Into this uneasy balance stepped George Washington.

Washington arrived in July 1775 to take command of what was then a loose collection of provincial militias. The army he inherited was brave but undisciplined, poorly supplied, and chronically short of gunpowder. Washington immediately recognized that forcing the British out of Boston would require more than enthusiasm and numbers. It would require artillery.

The guns, however, were hundreds of miles away.

In the autumn of 1775, Washington turned to a young and ambitious officer named Henry Knox, a former Boston bookseller with a passion for artillery. Knox proposed an audacious solution: haul the heavy cannon captured from the British at Fort Ticonderoga all the way to Boston.

The task bordered on the impossible.

Beginning in December, Knox and a small team dragged more than fifty cannon, mortars, and howitzers across nearly 300 miles of frozen wilderness. The expedition crossed the Hudson River, climbed the Berkshire Mountains, and moved slowly through snow and ice with the help of oxen and sledges. At times the artillery nearly slipped through the ice of frozen rivers. At other moments the mountain roads threatened to halt the entire operation. Yet Knox persisted. By January 1776, the cannon began arriving outside Boston.

The opportunity Washington had been waiting for had finally arrived.

During the night of March 4, 1776, American troops quietly moved the artillery onto Dorchester Heights, the high ground south of the city that overlooked both Boston and the harbor.

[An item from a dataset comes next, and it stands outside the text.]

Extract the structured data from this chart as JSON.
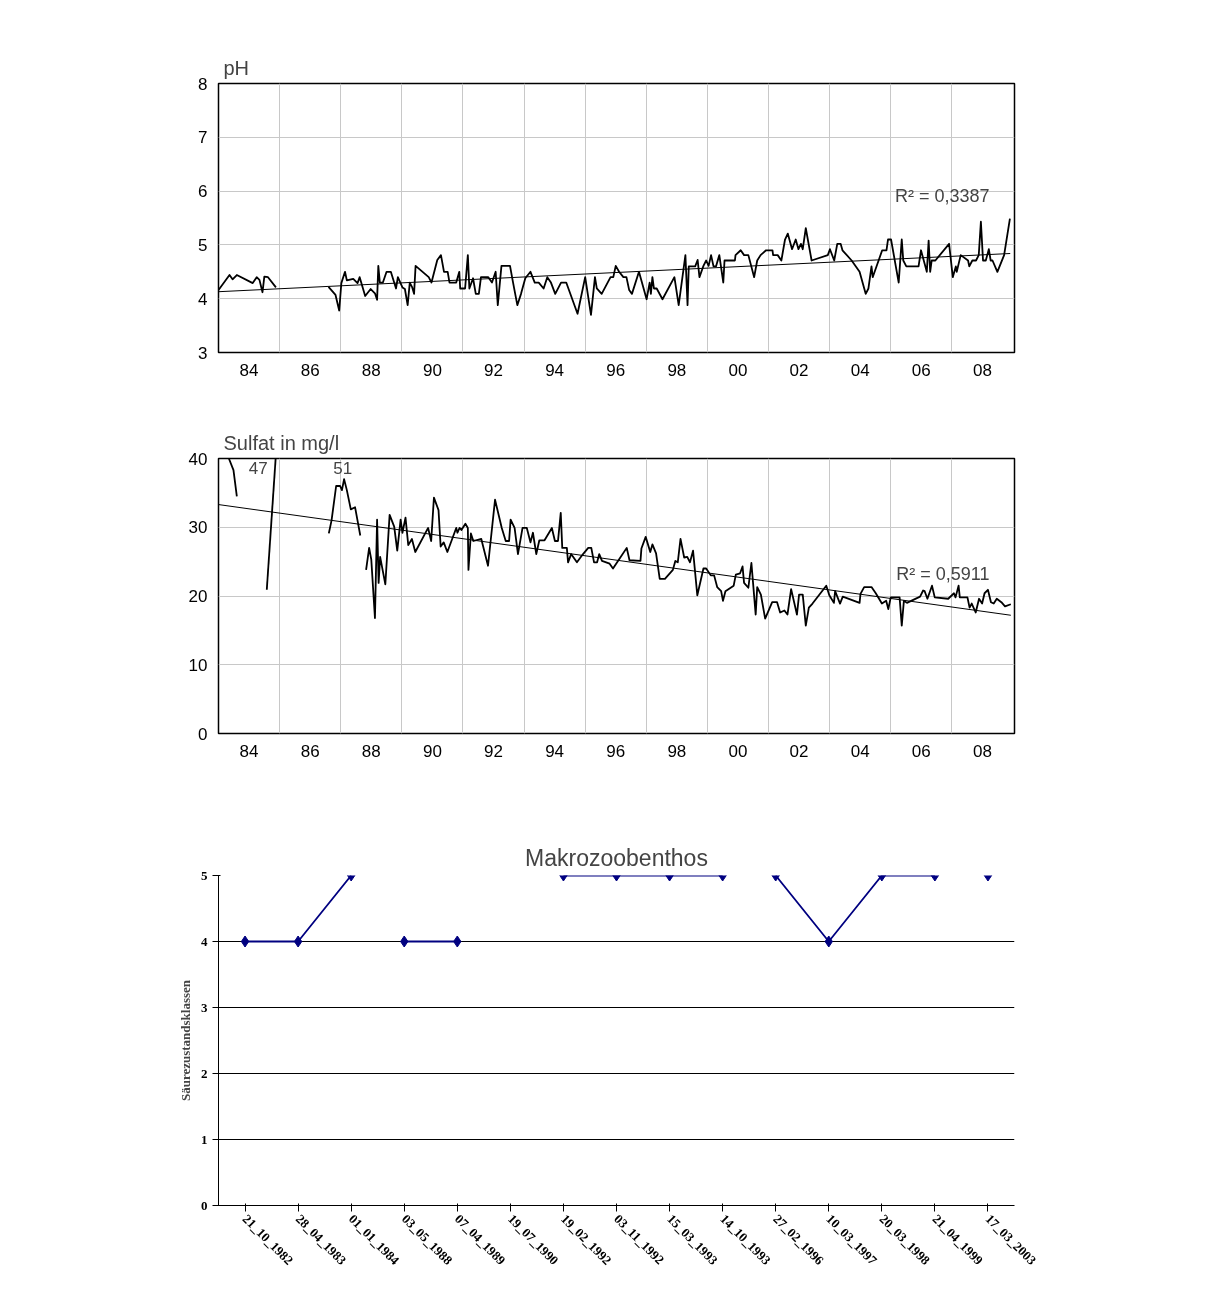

In a remarkable feat of military engineering, soldiers worked through the darkness hauling cannon into place while constructing fortifications from timber, barrels, and packed earth.

When the sun rose the next morning, British commanders could scarcely believe what they saw.

The heights above the city bristled with American artillery.

From that vantage point Washington’s guns could rain destruction upon Boston and threaten the British fleet anchored in the harbor. General William Howe, commanding the British forces, initially planned a desperate assault to retake the heights. Yet a violent storm intervened, delaying the attack. By the time the weather cleared, Howe concluded that the position was simply too strong.

Boston was no longer defensible.

Rather than risk catastrophic losses, Howe chose evacuation. Over the next two weeks British troops prepared to leave the city they had held since the spring of 1775. On March 17, more than 9,000 soldiers—along with loyalists who feared retaliation—sailed out of Boston Harbor under the protection of the Royal Navy.

Washington’s army marched into the city the same day.

The victory was more than symbolic. For the first time since the war began, the Continental Army had forced the British to abandon a major position. The triumph boosted morale across the colonies and demonstrated that the rebels, properly organized and led, could challenge Britain’s professional army.

Equally important, the episode revealed Washington’s emerging strengths as a commander. He showed patience when a reckless assault might have led to disaster, imagination in recognizing the strategic value of Dorchester Heights, and trust in subordinates like Knox who were willing to attempt the extraordinary.

The evacuation of Boston did not end the war. In fact, far greater struggles lay ahead—in New York, New Jersey, and eventually at Yorktown. But the events of March 1776 offered a powerful glimpse of what the revolutionaries might achieve.